By Tim Parrack
Two monster tech shows: InfoSec at Earls Court, then off to the Docklands for the cunningly named TechXLR8, part of London Tech Week. All polished off with a visit to Computing’s Tech Marketing & Innovation Forum 2017 – which sent us home with a nice piece of silverware (well, glassware, as you’ll see a bit later 🙂
Traditional meatspace events have made a bit of a comeback over the last couple of years as lead-hungry tech marketers strive to get their wares directly in front of punters at the coalface. Infosec, in common with the market that it serves, is very established now – bigger than last year, and still growing as the sector splits into a number of sub-segments.
But while there were now 350 exhibitors vying for the attention of a few thousand delegates, we were bemused to see that most of the exhibitors failed to display any sort of differentiation. As a result, the delegates seemed to have more in common with rabbits in headlights than professional IT executives searching for the silver bullet that would solve their cybersecurity issues.

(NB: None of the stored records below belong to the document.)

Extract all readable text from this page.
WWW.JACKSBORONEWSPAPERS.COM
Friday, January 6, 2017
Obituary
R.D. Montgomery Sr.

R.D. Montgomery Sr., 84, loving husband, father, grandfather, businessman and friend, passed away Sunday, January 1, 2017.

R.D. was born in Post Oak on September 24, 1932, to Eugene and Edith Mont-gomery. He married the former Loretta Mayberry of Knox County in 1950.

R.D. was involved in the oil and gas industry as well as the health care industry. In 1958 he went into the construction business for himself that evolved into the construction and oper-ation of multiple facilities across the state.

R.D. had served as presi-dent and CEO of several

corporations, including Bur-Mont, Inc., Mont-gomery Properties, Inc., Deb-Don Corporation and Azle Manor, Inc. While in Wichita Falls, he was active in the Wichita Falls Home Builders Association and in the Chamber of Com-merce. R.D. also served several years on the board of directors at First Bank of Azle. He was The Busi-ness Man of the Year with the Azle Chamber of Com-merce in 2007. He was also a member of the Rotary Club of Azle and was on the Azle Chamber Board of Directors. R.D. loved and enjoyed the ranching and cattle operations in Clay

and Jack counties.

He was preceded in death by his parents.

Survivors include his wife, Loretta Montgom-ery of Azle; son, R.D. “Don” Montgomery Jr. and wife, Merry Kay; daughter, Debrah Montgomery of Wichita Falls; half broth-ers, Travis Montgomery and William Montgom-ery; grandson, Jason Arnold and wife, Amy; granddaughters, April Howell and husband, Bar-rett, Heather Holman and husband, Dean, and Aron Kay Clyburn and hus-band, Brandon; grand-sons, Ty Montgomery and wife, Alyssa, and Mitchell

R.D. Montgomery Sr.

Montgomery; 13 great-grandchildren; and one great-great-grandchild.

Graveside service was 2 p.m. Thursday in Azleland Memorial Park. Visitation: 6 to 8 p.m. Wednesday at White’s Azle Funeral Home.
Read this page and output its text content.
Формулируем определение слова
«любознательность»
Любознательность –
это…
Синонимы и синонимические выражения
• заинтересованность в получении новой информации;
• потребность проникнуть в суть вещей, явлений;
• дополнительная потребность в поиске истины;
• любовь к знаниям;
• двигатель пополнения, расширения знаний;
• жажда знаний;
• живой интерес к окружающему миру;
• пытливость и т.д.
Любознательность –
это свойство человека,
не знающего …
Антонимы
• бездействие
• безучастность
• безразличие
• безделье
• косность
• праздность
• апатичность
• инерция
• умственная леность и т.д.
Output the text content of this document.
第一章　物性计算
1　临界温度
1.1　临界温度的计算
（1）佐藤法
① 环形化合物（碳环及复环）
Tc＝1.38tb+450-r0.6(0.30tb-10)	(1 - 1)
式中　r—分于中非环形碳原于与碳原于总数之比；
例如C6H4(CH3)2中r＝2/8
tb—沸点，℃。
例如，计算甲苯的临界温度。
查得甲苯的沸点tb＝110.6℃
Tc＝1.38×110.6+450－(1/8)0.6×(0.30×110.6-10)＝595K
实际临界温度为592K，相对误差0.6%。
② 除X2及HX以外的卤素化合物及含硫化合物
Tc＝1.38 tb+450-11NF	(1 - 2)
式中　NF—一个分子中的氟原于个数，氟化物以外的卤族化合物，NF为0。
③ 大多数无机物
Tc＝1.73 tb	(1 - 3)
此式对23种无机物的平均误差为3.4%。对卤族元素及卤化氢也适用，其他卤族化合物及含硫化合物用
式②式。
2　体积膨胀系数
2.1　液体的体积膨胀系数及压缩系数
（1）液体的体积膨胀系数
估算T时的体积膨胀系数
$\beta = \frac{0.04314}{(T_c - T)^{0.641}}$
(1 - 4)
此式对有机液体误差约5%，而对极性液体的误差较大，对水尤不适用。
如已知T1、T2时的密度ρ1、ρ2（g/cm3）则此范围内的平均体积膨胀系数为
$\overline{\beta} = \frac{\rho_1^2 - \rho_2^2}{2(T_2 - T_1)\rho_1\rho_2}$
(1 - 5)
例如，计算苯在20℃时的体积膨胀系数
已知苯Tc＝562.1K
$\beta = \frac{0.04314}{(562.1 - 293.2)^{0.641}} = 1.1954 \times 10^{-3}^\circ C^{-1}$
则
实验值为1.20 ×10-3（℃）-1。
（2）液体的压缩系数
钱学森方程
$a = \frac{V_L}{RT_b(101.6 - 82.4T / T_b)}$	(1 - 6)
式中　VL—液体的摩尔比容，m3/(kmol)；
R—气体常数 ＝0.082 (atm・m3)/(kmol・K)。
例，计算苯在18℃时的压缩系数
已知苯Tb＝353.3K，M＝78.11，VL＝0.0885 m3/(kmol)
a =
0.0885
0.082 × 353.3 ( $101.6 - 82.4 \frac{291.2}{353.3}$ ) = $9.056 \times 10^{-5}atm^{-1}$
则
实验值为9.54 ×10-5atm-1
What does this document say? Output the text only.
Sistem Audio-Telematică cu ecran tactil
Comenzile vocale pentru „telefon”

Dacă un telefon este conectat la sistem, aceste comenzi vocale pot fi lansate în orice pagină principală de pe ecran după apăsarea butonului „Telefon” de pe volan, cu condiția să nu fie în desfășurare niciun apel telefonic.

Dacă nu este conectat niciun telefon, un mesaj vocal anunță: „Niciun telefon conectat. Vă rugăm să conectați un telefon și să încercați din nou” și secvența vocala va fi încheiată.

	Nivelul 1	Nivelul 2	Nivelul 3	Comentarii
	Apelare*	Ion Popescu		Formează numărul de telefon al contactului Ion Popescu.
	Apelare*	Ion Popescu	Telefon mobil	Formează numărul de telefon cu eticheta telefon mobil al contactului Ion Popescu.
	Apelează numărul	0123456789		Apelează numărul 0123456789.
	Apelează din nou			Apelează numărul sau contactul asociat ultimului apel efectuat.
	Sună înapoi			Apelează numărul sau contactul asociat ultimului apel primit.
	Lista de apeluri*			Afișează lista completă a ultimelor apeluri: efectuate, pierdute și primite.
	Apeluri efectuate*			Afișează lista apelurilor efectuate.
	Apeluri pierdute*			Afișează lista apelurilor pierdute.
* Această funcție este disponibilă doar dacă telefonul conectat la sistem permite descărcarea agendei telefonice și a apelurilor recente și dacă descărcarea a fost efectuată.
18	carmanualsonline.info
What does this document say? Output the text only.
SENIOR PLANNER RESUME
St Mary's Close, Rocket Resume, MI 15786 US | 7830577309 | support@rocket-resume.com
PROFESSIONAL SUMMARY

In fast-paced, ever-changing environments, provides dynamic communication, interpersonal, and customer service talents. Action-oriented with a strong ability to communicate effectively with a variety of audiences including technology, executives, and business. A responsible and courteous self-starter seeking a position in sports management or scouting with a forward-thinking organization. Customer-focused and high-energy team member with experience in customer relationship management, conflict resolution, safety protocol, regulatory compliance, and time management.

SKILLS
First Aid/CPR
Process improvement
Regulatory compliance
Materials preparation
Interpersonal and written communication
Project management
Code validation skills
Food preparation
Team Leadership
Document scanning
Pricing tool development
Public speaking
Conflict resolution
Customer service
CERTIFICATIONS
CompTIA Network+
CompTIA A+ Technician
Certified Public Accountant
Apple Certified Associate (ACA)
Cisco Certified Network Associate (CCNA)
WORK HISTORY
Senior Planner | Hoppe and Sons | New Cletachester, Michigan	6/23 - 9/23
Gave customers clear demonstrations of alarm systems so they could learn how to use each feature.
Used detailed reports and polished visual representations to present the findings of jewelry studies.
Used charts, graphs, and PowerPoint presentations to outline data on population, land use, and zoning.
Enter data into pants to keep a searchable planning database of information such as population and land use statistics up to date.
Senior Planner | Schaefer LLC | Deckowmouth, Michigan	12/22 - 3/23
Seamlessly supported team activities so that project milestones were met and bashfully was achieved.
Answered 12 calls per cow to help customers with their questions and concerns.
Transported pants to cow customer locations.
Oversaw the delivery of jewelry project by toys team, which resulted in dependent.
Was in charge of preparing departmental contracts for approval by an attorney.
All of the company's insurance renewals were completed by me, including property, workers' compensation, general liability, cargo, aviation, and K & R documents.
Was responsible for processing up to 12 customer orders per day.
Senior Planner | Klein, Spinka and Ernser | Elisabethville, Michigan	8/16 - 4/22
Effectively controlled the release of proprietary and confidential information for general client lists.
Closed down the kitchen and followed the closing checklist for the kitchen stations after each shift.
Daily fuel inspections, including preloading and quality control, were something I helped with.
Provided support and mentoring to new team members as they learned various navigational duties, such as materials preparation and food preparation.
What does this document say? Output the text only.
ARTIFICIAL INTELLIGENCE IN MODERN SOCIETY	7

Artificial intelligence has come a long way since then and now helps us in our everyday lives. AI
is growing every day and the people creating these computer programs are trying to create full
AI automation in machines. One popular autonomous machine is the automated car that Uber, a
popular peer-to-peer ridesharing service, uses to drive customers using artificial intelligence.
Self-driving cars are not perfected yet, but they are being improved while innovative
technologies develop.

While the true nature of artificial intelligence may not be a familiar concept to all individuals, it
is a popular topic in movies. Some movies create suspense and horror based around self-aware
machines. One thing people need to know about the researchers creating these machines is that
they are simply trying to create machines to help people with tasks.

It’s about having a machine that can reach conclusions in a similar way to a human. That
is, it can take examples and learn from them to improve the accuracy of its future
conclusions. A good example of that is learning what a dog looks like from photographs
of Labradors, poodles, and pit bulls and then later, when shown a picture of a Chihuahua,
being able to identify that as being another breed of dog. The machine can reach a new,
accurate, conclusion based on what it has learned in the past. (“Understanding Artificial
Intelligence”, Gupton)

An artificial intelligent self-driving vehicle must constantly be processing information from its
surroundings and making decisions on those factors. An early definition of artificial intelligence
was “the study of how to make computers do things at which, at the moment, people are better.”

It’s not hard to see why they appeared so lost. Forget about WannaCry (so last month!) and GDPR (OMG, that’s next year!). Should I invest in identity management? Is internet protection more pressing than my firm’s mobile security? Or should I ring-fence my network first? The list of issues must appear endless.
Well, there were certainly plenty of sales folk on hand to tell you all about their wonderful products’ features. But how do you find the right vendor for your problem? Safety in numbers is not a great place when your prospect wants to know what makes you different.
Meanwhile, TechXLR8 was an opportunity for early market movers to show their wares – more technical product demos, with the vendors striving to claim leadership before their technology crossed the chasm into maturity. At this stage in their life-cycle, the tech is all they need to talk about: the shininess of these embryonic products does the talking for them – and brand marketing can wait.
Or can it?
This is a classic issue with immature markets. And our own evidence is that you can’t start too early to define your brand. So we can’t help but feel that start-ups who ignore the emotional dimension of their offering are shooting themselves in their collective feet.
So it was massively heart-warming to pitch up to Computing’s Tech Marketing & Innovation Forum 2017 and walk away with the prestigious award for Best Overall Marketing Campaign 2017 for our work with Petrotechnics.
In case you don’t know, Petrotechnics make some great software that improves efficiencies – and saves lives – for operators in hazardous industries (think oil refineries and railways). The repositioning work we did for them has really differentiated them from their competition and opened up all sorts of opportunities. It’s resulted in just the sort of campaign that would benefit many of those exhibitors at Earls Court and the Docklands, and it was great to have our work recognised by some very influential judges. Thanks to all the guys at Incisive (and the judging panel)!